We’ve all agreed not to let any phony ‘machismo’ get in the way of plenty of hand-holding, hugging, wailing, speaking from overflowing hearts—and the inevitable unburdening, comforting virtual river of shared tears.

Not being able to be at the LA memorial all together (and with literally millions of fellow mourners—and the slightly inconvenient logistics totally inconsequential given the magnitude of the moment) certainly seemed tragic at first, but we now agree that our own personal (and surely very well documented indeed, as we just love to take pictures of each other) ‘Acton Memorial Service’ will not only bring us all closer together, but will also furnish us with indelible, bittersweet but cherished memories we can savor together for the rest of our lives!

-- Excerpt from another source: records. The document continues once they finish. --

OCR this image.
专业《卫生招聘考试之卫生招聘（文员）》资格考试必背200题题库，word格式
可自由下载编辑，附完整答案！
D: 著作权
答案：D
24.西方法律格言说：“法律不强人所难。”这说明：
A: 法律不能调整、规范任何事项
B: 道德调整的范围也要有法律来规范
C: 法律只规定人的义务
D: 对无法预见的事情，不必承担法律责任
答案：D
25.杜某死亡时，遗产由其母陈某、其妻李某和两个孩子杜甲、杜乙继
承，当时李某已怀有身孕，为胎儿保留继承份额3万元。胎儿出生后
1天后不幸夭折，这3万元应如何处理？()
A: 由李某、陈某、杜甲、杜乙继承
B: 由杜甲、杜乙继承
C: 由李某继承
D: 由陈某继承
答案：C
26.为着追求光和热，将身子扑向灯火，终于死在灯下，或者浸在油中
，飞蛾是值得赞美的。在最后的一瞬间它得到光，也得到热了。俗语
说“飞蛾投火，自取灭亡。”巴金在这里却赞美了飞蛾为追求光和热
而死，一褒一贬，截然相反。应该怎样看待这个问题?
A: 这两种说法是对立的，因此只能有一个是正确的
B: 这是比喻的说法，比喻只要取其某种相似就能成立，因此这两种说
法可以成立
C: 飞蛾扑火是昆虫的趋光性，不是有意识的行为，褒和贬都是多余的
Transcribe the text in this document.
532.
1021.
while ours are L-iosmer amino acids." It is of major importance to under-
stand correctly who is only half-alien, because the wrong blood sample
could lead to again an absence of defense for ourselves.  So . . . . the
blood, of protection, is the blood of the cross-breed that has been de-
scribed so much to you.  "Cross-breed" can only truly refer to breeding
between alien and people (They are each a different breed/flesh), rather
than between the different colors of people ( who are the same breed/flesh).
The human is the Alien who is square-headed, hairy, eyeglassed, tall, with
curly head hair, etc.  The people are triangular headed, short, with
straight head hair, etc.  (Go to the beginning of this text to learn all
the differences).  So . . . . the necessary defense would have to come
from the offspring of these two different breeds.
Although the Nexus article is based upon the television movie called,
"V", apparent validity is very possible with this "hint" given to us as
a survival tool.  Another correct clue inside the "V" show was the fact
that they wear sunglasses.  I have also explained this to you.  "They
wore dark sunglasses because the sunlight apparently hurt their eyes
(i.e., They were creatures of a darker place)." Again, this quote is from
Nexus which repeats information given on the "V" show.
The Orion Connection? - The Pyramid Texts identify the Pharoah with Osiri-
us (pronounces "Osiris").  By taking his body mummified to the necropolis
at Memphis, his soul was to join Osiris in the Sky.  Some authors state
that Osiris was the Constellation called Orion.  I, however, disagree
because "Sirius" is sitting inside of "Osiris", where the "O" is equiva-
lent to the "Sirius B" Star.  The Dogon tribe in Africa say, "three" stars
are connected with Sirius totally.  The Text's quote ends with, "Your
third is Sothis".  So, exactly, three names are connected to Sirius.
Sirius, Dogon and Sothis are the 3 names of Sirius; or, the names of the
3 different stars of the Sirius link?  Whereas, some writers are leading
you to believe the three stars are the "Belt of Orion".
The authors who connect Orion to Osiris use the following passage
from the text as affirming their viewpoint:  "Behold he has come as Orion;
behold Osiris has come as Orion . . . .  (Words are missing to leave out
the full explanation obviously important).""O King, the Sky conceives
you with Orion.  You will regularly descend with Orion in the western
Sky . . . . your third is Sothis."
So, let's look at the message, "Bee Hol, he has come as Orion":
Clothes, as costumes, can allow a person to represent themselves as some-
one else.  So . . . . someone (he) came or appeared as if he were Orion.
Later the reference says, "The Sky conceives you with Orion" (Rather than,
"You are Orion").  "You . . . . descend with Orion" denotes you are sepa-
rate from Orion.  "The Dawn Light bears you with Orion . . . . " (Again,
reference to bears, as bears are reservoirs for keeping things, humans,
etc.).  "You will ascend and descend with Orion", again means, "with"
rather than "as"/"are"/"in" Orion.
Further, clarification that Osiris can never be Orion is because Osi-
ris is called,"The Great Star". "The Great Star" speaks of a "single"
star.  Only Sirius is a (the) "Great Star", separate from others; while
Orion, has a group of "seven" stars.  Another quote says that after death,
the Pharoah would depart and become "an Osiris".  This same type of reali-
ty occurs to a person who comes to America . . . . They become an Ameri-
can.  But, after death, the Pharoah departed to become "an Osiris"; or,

And then we can say another bleeping prayer—for what’s left of the *#%*##%* Red Sox Offense!!!

Friday, July 3, 2009

The Powerful New Lexicon

I know where the ubiquitous, “Don’t blame me, I’m still trying to get over Michael,” and “Stop being so suspicious, I was just out hiking the Appalachian Trail” come from…but now, for some reason, in my circles, anytime anyone dares to say anything even remotely dumb, mundane, or trivial, he’s immediately greeted by a chorus of deep, powerful voices bellowing, “That would make one Sweeeeeet Tweeeeeet, Bro!!!!”

The Red Sox and the WWF

Those last two games against the lowly Orioles didn’t even seem real, like they were scripted by Vince McMahon: “You beat the crap out of that steroidal monster with this chair for a while, and then you smash this burly fool into oblivion with that even bigger chair.”

Pap, Matzaka!!!, and now the sudden abject futility of fan favorite Jason Bay…why can’t Sox players just have normal slumps like guys on other teams do? Perhaps, given the love fans have for underdogs and comebacks, more WWF influence?

(John Henry made his fortune in hedge funds, so he is certainly no stranger to smoke and mirrors.)

Wednesday, July 1, 2009

I’m Not Sure Even The Gifted Bernie Can Pull This Off

People Magazine reports that, to fit in and avoid being ‘punk’d out’ in prison, Bernie Madoff has shaved his head, covered himself in tattoos proclaiming his loyalty to the Aryan Brotherhood, and taken to loudly boasting that he’s in the joint for ‘beating up a whole bunch of great big mean guys in my latest barroom brawl.’

It’s Hard to Hit the Corners When Pitching with a Broken Heart

Through Ed, Farrah, and Michael, somehow the Red Sox bullpen bravely soldiered on—but I guess Billy Mays was just more than they could bear.